Join Professor Vladislav M. Zubok, author of Collapse: The Fall of the Soviet Union, shortlisted for the Pushkin House Book Prize 2022, for a masterly analysis of the implosion of the Soviet Union and its effect on the world 30 years later. Zubok will be in conversation with Professor Gulnaz Sharafutdinova, who is currently researching the reaction of Russian society to the invasion of Ukraine.
This is an in-person and online event.
Myths and flawed explanations shroud the collapse of the Soviet Union, and Zubok’s compelling research offers a major reinterpretation of the final years of the USSR. How could a nuclear superpower that controlled half of Europe fall apart in a matter of months? What appeared to many as a sudden and inconceivable event was the unique combination of misguided reforms, nationalism, political folly and economic meltdown.
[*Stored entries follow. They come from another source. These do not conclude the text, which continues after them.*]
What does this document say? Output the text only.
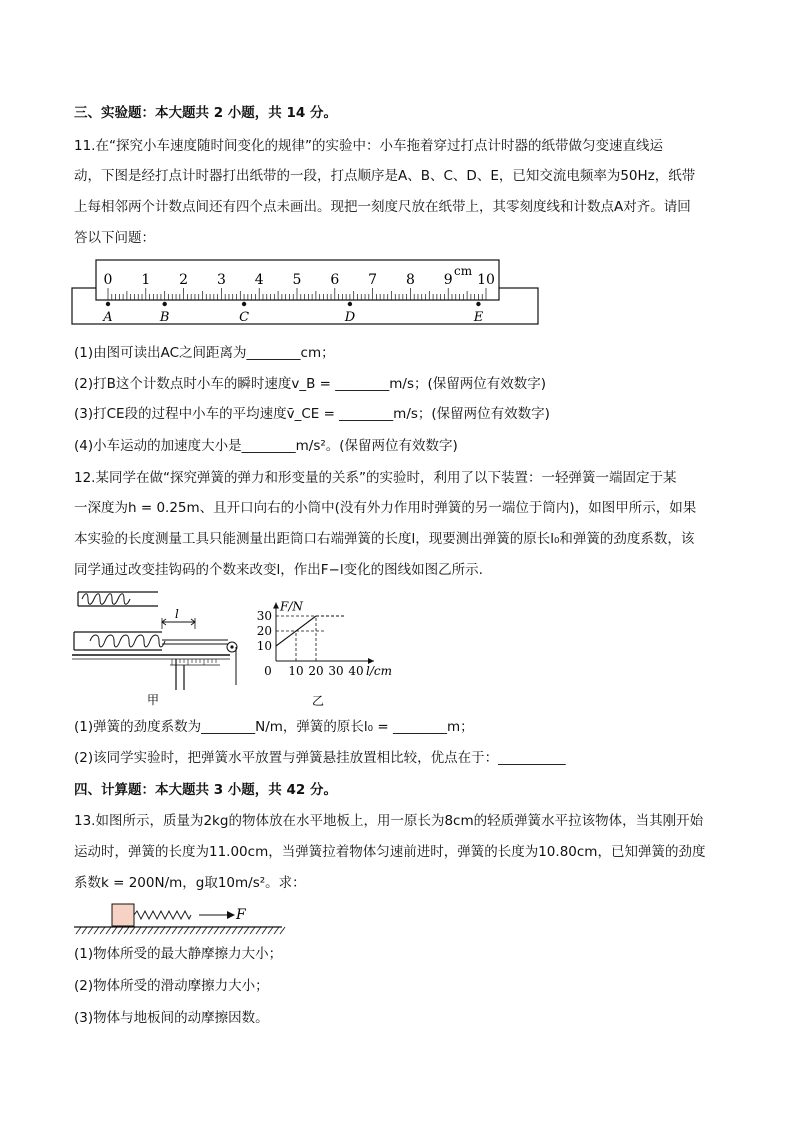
三、实验题：本大题共 2 小题，共 14 分。
11.在“探究小车速度随时间变化的规律”的实验中：小车拖着穿过打点计时器的纸带做匀变速直线运
动，下图是经打点计时器打出纸带的一段，打点顺序是A、B、C、D、E，已知交流电频率为50Hz，纸带
上每相邻两个计数点间还有四个点未画出。现把一刻度尺放在纸带上，其零刻度线和计数点A对齐。请回
答以下问题：
0 1 2 3 4 5 6 7 8 9 10
cm
A	B	C	D	E
(1)由图可读出AC之间距离为________cm；
(2)打B这个计数点时小车的瞬时速度v_B = ________m/s；(保留两位有效数字)
(3)打CE段的过程中小车的平均速度v̄_CE = ________m/s；(保留两位有效数字)
(4)小车运动的加速度大小是________m/s²。(保留两位有效数字)
12.某同学在做“探究弹簧的弹力和形变量的关系”的实验时，利用了以下装置：一轻弹簧一端固定于某
一深度为h = 0.25m、且开口向右的小筒中(没有外力作用时弹簧的另一端位于筒内)，如图甲所示，如果
本实验的长度测量工具只能测量出距筒口右端弹簧的长度l，现要测出弹簧的原长l₀和弹簧的劲度系数，该
同学通过改变挂钩码的个数来改变l，作出F−l变化的图线如图乙所示.
l
甲
F/N
l/cm
0 10 20 30 40
10
20
30
乙
(1)弹簧的劲度系数为________N/m，弹簧的原长l₀ = ________m；
(2)该同学实验时，把弹簧水平放置与弹簧悬挂放置相比较，优点在于：__________
四、计算题：本大题共 3 小题，共 42 分。
13.如图所示，质量为2kg的物体放在水平地板上，用一原长为8cm的轻质弹簧水平拉该物体，当其刚开始
运动时，弹簧的长度为11.00cm，当弹簧拉着物体匀速前进时，弹簧的长度为10.80cm，已知弹簧的劲度
系数k = 200N/m，g取10m/s²。求：
F
(1)物体所受的最大静摩擦力大小；
(2)物体所受的滑动摩擦力大小；
(3)物体与地板间的动摩擦因数。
The precipitous systemic downfall was triggered by a leader who just could not accept the impossibility of ‘socialism with a “human face”’, and the Soviet state was guided to a quiet grave by another man who decided to recreate a ‘Great Russia’. Disillusioned citizens inspired by glasnost soon grew tired of failed promises. And the Western governments, amazed by the change, mostly tried to avoid cataclysmic consequences for themselves.
Zubok’s research comes at a crucial moment, when what was considered ‘history’ has turned round to strike us back. The book helps us to understand the origins of the Russian-Ukrainian clash, and dispels myths that continue to feed nation-building and conflicts in the post-Soviet space.
ABOUT THE SPEAKERS
Gulnaz Sharafutdinova has been Professor of Russian Politics at King's Russia Institute since 2013. She recently published The Red Mirror: Putin's Leadership and Russia's Insecure Identity (Oxford University Press, 2020), exploring issues of authoritarian legitimation in Russia and relying on social identity theory. She is currently working on a book The Afterlife of the Soviet Man: Rethinking Homo Sovieticus and conducts research on digital technologies of governance and vaccine hesitancy in the context of authoritarian regimes. Gulnaz holds a PhD from George Washington University, and speaks fluent Russian, Tatar and English. She was born in Tatarstan, Russia, and still keeps tight connections to her homeland.
Vladislav M. Zubok is Professor of International History at the London School of Economics and Political Science. He has received many fellowships and grants, including from the John D. and Catherine T. MacArthur Foundation, the Campbell National Fellowship at the Hoover Institution, the Woodrow Wilson Center, and the Paulson Foundation. His books include Inside the Kremlin’s Cold War (1996, co-authored with Constantine Pleshakov), winner of the Gelber Prize; A Failed Empire: the Soviet Union in the Cold War from Stalin to Gorbachev (2007), awarded the Marshall Shulman Prize; Zhivago’s Children: The Last Russian Intelligentsia (2009);The Idea of Russia: the Life and Work of Dmitry Likhachev (2016); and Collapse: The Fall of the Soviet Union (2021), shortlisted for the Pushkin House Book Prize 2022. Zubok has authored many articles and essays, most recently in Diplomatic History, Foreign Affairs, The Wall Street Journal, and Engelsberg Ideas.